The element that separates Mardi Gras parades in New Orleans from those elsewhere is the “throws” — tons of small gifts tossed to the crowd. Until 1960, throws were generic in nature, with glass beads being the most popular.

Today, the most sought-after throws are those that bear the name of the parade or, in some cases, are signature items, such as the Muses shoe, the Nyx purse, Carrollton’s shrimp boots and Iris’ sunglasses. This year Rex will toss float-specific medallion beads, plush pillows, cups and koozies.

The signature throw industry was born in 1960 with the introduction of the first doubloon. The man behind the concept was H. Alvin Sharpe (1909-1982), a self-described “Kentucky hillbilly” who moved to New Orleans in 1931.

In late 1959, Sharpe approached the leadership of the Rex organization and told them that this new aluminum throw was safe and educational and would be immensely popular. Apparently not convinced that the innovation would last, Rex decided not to imprint a date on the first doubloons in 1960. Some 80,000 plain aluminum and 3,000 gold anodized doubloons were struck.

Initial reaction to the new throw was mixed, but by the end of the decade every krewe had joined the doubloon-minting fraternity. The aluminum coins were hailed as the perfect throw — an inexpensive keepsake that featured the krewe’s emblem and the theme and date of the parade.

Soon doubloon collecting became almost an obsession with many locals. Price guides were published, and no less than a dozen doubloon shops popped up around town as collectors tried to fill their binders with complete sets from each parade. After each Mardi Gras, doubloon swaps were held all over town.

Sharpe enjoyed a rich and adventuresome life. He was a historian-philosopher, worked as a newspaper reporter and published two volumes of his poetry. As an inventor, he developed a liquid glass that made cypress tabletops possible.
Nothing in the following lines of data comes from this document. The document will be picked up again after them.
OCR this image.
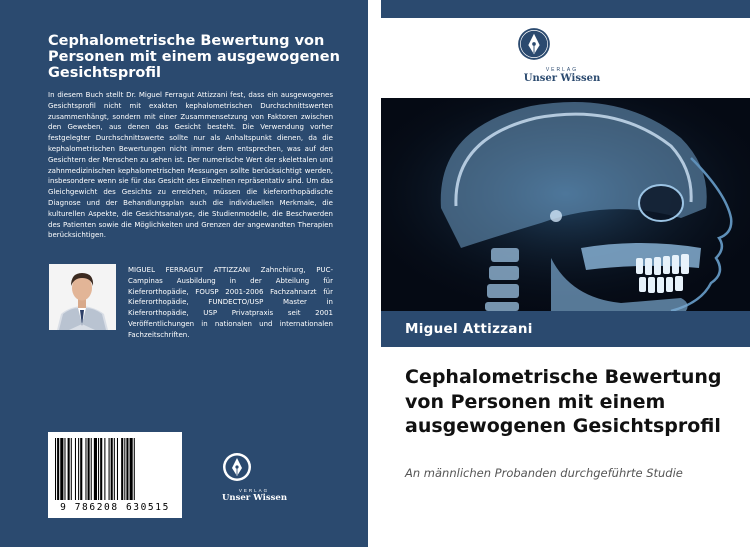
Cephalometrische Bewertung von Personen mit einem ausgewogenen Gesichtsprofil
In diesem Buch stellt Dr. Miguel Ferragut Attizzani fest, dass ein ausgewogenes Gesichtsprofil nicht mit exakten kephalometrischen Durchschnittswerten zusammenhängt, sondern mit einer Zusammensetzung von Faktoren zwischen den Geweben, aus denen das Gesicht besteht. Die Verwendung vorher festgelegter Durchschnittswerte sollte nur als Anhaltspunkt dienen, da die kephalometrischen Bewertungen nicht immer dem entsprechen, was auf den Gesichtern der Menschen zu sehen ist. Der numerische Wert der skelettalen und zahnmedizinischen kephalometrischen Messungen sollte berücksichtigt werden, insbesondere wenn sie für das Gesicht des Einzelnen repräsentativ sind. Um das Gleichgewicht des Gesichts zu erreichen, müssen die kieferorthopädische Diagnose und der Behandlungsplan auch die individuellen Merkmale, die kulturellen Aspekte, die Gesichtsanalyse, die Studienmodelle, die Beschwerden des Patienten sowie die Möglichkeiten und Grenzen der angewandten Therapien berücksichtigen.
MIGUEL FERRAGUT ATTIZZANI Zahnchirurg, PUC-Campinas Ausbildung in der Abteilung für Kieferorthopädie, FOUSP 2001-2006 Fachzahnarzt für Kieferorthopädie, FUNDECTO/USP Master in Kieferorthopädie, USP Privatpraxis seit 2001 Veröffentlichungen in nationalen und internationalen Fachzeitschriften.
9 786208 630515
VERLAG
Unser Wissen
VERLAG
Unser Wissen
Miguel Attizzani
Cephalometrische Bewertung von Personen mit einem ausgewogenen Gesichtsprofil
An männlichen Probanden durchgeführte Studie
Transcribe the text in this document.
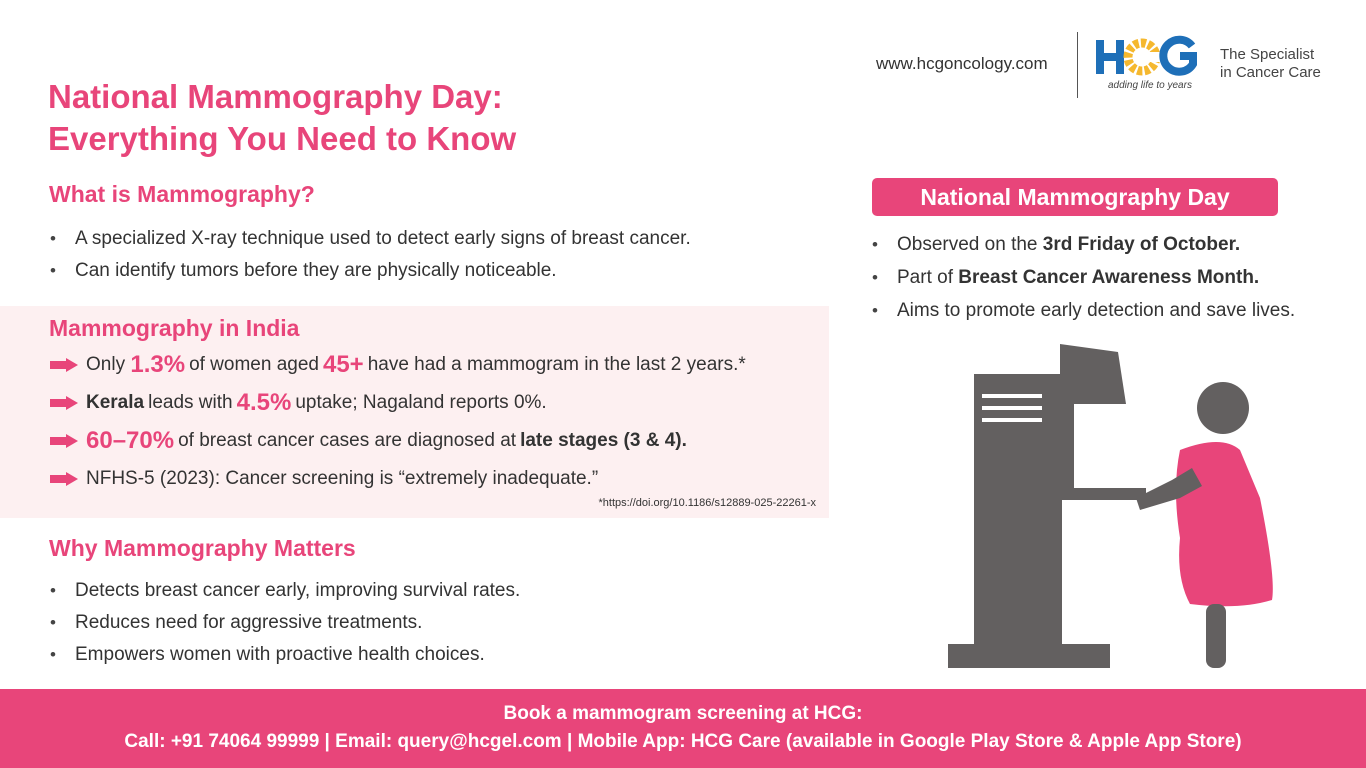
www.hcgoncology.com
adding life to years
The Specialist
in Cancer Care
National Mammography Day:
Everything You Need to Know
What is Mammography?
• A specialized X-ray technique used to detect early signs of breast cancer.
• Can identify tumors before they are physically noticeable.
Mammography in India
Only
1.3% of women aged 45+ have had a mammogram in the last 2 years.*
Kerala leads with 4.5% uptake; Nagaland reports 0%.
60–70% of breast cancer cases are diagnosed at late stages (3 & 4).
NFHS-5 (2023): Cancer screening is “extremely inadequate.”
*https://doi.org/10.1186/s12889-025-22261-x
Why Mammography Matters
• Detects breast cancer early, improving survival rates.
• Reduces need for aggressive treatments.
• Empowers women with proactive health choices.
National Mammography Day
• Observed on the 3rd Friday of October.
• Part of Breast Cancer Awareness Month.
• Aims to promote early detection and save lives.
Book a mammogram screening at HCG:
Call: +91 74064 99999 | Email: query@hcgel.com | Mobile App: HCG Care (available in Google Play Store & Apple App Store)
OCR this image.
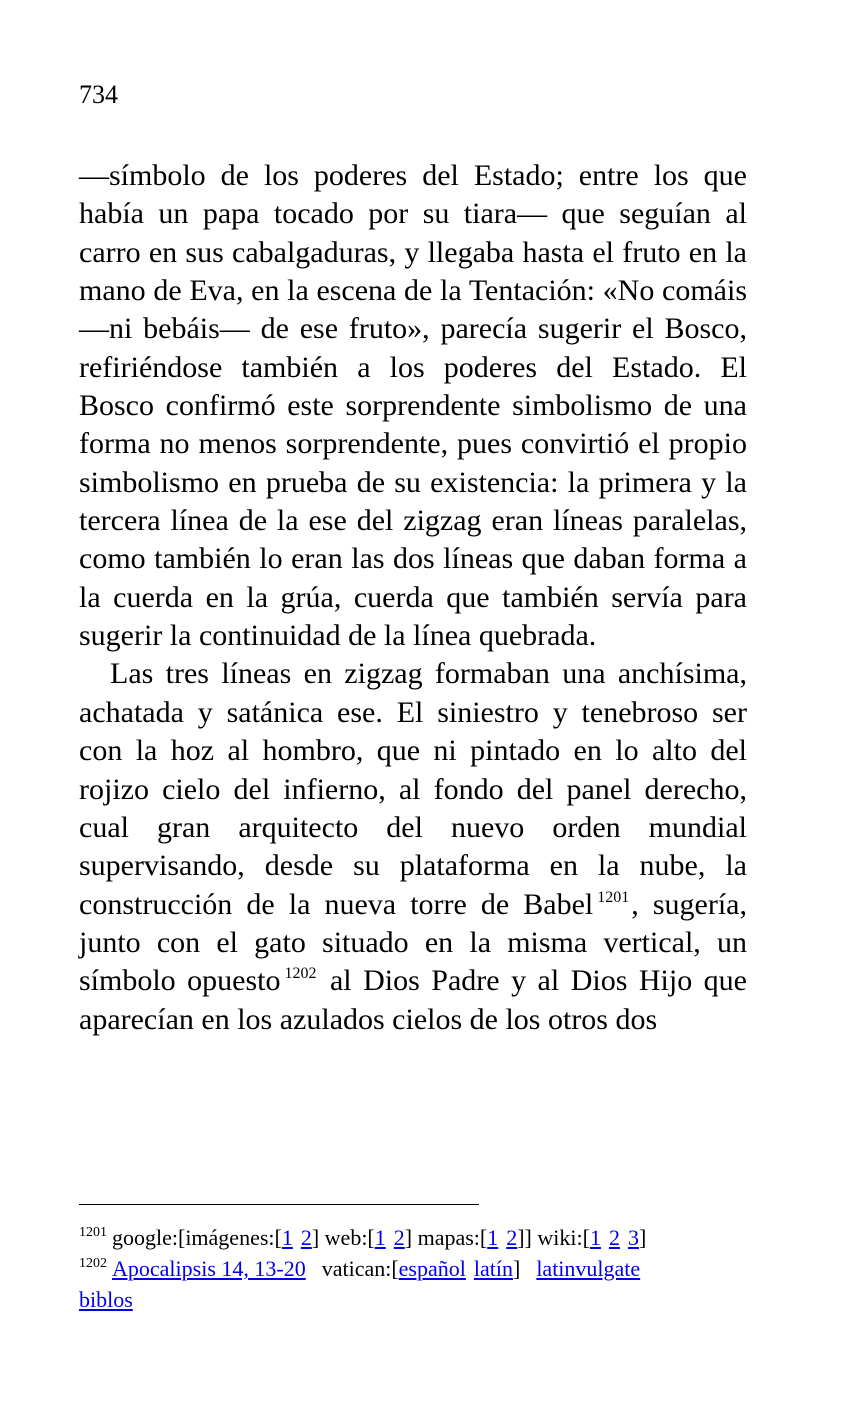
734

—símbolo de los poderes del Estado; entre los que había un papa tocado por su tiara— que seguían al carro en sus cabalgaduras, y llegaba hasta el fruto en la mano de Eva, en la escena de la Tentación: «No comáis —ni bebáis— de ese fruto», parecía sugerir el Bosco, refiriéndose también a los poderes del Estado. El Bosco confirmó este sorprendente simbolismo de una forma no menos sorprendente, pues convirtió el propio simbolismo en prueba de su existencia: la primera y la tercera línea de la ese del zigzag eran líneas paralelas, como también lo eran las dos líneas que daban forma a la cuerda en la grúa, cuerda que también servía para sugerir la continuidad de la línea quebrada.

Las tres líneas en zigzag formaban una anchísima, achatada y satánica ese. El siniestro y tenebroso ser con la hoz al hombro, que ni pintado en lo alto del rojizo cielo del infierno, al fondo del panel derecho, cual gran arquitecto del nuevo orden mundial supervisando, desde su plataforma en la nube, la construcción de la nueva torre de Babel $^{1201}$, sugería, junto con el gato situado en la misma vertical, un símbolo opuesto $^{1202}$ al Dios Padre y al Dios Hijo que aparecían en los azulados cielos de los otros dos

$^{1201}$ google:[imágenes:[1 2] web:[1 2] mapas:[1 2]] wiki:[1 2 3]

$^{1202}$ Apocalipsis 14, 13-20 vatican:[español latín] latinvulgate

biblos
Sharpe, the adventurer, was a merchant seaman who sailed the oceans of the world for 15 years, prospected for uranium out West and mined for gold in Australia. As a craftsman, he worked as a jeweler, wood engraver, metalist, sculptor, artist and finally a master of the lost art of intaglio die cutting (a painstaking method of carving in reverse into a steel die).

Sharpe’s New Orleans sketches are sought after when they show up at auctions. The best example of his artistic skill can be found in eight ceiling murals he created for the New Orleans Board of Trade building.

In 1979 he published a collection of his writings and poetry titled "Collective Meditations."

For all his skills and international fame, Sharpe was an unassuming man who was not terribly interested in money or fame. He didn't bother to catalog the doubloons he produced, but each bears his initials, H.A.S.

Sharpe insisted that doubloon-making was an art form with immense historical value. The doors to his tiny workshop were always open to young artists, aspiring journalists and anyone else who just wanted to visit.